Notes Principe, when the Olympics goes out to TV viewers around the world,  NBC and other sponsors will spend ungodly amounts of money on broadcast rights and commercials  “billions of dollars.” 

And this is an extra-special case.

“It’s not often that the United States is considered a developing market,” says Principe, “an emerging market, but with rugby, it is.”

But ask the folks who run the national rugby team, and they say finding funding is a different story.

“There was a perception around the world that the minute the game went Olympic, suddenly everybody would be throwing tons and tons of dollars at all the big Olympic countries,” says Nigel Melville, CEO of USA Rugby, the national governing body for the sport.

Melville says the Russians and Chinese both threw government money at their rugby teams, but in the U.S., not so much.

“The biggest challenge over here is there is no government funding,” says Melville of finding money to subsidize an Olympic team, “it’s reliant on sponsors and fundraising.”

In case you didn’t know, our national league rugby team, both men’s and women’s are called the Eagles. The men’s team hosts New Zealand’s All Blacks Saturday in Chicago.

Melville says the athletes training for the Olympics get a stipend – but it’s only about $20,000 a year. As for the Eagles, there’s a donate button on the team’s website.

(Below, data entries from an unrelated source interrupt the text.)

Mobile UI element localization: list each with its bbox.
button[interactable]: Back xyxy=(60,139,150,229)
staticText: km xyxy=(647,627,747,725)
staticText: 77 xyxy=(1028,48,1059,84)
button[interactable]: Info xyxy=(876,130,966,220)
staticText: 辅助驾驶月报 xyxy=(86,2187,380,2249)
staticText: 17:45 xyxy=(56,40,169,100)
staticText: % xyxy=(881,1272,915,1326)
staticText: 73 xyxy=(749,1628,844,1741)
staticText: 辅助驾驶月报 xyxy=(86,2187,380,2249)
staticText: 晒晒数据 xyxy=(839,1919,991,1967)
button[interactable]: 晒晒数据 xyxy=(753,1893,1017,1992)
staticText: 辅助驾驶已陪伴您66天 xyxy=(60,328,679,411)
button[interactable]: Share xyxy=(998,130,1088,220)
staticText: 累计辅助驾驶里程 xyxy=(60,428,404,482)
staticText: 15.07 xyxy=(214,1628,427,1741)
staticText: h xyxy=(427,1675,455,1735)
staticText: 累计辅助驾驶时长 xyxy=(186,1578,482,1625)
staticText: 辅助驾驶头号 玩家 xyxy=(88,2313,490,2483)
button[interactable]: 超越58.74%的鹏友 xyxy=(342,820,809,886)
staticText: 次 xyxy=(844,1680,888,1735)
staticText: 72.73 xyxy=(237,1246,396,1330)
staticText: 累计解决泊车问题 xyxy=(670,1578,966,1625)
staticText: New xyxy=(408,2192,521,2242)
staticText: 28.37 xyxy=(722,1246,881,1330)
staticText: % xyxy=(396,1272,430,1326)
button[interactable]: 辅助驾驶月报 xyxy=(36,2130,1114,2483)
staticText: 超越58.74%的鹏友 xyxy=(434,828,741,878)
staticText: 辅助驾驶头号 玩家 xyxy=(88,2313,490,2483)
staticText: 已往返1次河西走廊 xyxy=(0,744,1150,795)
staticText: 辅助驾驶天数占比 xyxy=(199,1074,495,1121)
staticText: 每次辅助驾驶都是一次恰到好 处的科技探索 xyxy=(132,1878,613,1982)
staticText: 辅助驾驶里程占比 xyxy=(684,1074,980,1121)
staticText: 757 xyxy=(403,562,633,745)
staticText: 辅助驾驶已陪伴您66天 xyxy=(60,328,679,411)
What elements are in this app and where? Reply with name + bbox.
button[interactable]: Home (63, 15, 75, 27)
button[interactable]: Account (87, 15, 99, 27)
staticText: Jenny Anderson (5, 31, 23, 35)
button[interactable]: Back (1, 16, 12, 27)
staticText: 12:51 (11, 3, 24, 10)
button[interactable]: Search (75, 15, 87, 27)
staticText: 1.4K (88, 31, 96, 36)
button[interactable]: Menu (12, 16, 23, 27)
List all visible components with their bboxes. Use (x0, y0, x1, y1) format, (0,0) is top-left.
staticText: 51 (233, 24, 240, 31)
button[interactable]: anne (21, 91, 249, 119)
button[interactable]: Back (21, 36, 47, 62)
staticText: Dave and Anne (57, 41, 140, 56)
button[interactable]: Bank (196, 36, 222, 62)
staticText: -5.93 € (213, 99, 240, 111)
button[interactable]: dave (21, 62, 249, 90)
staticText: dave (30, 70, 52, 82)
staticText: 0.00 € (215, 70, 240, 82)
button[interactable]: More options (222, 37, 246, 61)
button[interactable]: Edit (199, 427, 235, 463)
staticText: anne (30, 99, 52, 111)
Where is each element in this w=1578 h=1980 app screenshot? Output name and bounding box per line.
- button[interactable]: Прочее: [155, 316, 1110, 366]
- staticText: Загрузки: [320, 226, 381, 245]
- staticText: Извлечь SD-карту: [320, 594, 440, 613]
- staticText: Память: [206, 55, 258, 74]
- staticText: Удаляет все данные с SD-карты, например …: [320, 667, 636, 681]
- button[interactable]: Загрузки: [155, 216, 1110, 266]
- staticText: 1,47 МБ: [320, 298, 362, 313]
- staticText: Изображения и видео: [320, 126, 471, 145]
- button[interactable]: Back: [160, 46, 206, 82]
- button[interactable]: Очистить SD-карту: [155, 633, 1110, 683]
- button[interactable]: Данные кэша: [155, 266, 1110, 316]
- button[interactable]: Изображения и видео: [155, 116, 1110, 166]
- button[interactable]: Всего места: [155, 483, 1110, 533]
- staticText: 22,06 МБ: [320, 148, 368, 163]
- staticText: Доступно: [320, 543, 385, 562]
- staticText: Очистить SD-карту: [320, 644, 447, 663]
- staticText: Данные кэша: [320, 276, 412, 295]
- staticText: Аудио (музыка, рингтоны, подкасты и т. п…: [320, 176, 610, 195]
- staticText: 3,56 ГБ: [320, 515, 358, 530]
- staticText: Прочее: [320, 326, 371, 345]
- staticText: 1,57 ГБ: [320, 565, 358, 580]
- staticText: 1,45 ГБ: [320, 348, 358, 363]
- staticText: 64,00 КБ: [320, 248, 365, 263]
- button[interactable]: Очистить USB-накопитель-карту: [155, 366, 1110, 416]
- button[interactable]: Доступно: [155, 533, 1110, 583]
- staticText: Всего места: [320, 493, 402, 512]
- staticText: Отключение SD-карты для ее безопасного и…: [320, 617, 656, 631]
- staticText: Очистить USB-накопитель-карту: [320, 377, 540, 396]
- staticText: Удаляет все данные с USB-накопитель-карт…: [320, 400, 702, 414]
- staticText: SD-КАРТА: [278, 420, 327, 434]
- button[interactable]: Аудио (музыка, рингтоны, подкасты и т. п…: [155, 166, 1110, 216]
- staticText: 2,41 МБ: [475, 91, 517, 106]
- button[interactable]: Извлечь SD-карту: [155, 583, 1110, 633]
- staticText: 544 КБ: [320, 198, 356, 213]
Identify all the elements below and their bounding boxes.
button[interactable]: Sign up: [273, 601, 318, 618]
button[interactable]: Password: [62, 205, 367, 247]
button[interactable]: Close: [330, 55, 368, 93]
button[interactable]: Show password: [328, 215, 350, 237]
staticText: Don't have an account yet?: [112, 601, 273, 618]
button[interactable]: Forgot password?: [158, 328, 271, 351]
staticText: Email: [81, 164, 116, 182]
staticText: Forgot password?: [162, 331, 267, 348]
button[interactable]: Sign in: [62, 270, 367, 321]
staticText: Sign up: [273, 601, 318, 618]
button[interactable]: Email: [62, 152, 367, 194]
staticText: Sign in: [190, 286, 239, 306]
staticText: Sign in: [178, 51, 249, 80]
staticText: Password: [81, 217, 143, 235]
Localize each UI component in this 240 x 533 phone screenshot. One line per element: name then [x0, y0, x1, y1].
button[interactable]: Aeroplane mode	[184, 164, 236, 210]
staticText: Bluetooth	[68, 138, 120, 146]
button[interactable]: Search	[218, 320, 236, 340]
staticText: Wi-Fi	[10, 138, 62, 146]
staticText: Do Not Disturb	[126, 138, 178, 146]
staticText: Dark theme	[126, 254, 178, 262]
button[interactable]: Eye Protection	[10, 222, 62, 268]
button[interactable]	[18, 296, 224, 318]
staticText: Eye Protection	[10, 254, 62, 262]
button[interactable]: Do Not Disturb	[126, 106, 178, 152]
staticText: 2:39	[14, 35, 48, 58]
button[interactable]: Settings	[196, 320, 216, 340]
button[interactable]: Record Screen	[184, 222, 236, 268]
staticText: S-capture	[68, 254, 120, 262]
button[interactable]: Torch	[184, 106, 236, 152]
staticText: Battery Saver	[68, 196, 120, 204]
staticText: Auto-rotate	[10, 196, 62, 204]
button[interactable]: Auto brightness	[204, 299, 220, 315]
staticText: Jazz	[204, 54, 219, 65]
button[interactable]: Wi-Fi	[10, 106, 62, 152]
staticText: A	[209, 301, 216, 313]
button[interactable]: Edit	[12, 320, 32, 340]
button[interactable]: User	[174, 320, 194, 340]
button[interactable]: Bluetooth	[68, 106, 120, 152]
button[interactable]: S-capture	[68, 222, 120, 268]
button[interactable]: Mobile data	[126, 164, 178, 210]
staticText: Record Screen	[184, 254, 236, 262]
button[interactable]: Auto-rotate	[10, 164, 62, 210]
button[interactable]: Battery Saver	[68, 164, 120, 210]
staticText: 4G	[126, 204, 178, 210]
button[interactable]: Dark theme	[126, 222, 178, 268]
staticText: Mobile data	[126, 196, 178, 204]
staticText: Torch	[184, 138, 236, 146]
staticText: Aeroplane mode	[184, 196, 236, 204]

There is a small payment for team members, but it’s not enough to live on, says Mike Petri, who, when he’s not working as a science teacher, or coaching Xavier High’s rugby team, plays scrum-half. Petri says he considers himself a professional athlete in the way he approaches the game, but not in the financial sense, but he says, he’s very hopeful for the future of the sport in the states. Being part of rugby now, he says, is like working for NASA.

“Realizing that we could send people to Mars,” he says. “Personally, I’m probably not going to be the person that goes to Mars, but if I were in NASA I’d be really excited and really pumped for the guys who did get to go.”

But there’s another draw beyond salary for 16-year-old Xavier High School team member John Patterson to playing rugby.

“It’s kind of associated with [the] foreign, but yet manliness, so, that’s always good,” he says.

Rugby, while exotic to some Americans, still possesses a familiar allure. 

“When we play,” says Patterson, “we’re right by the bus stop, and everyone stops and watches.”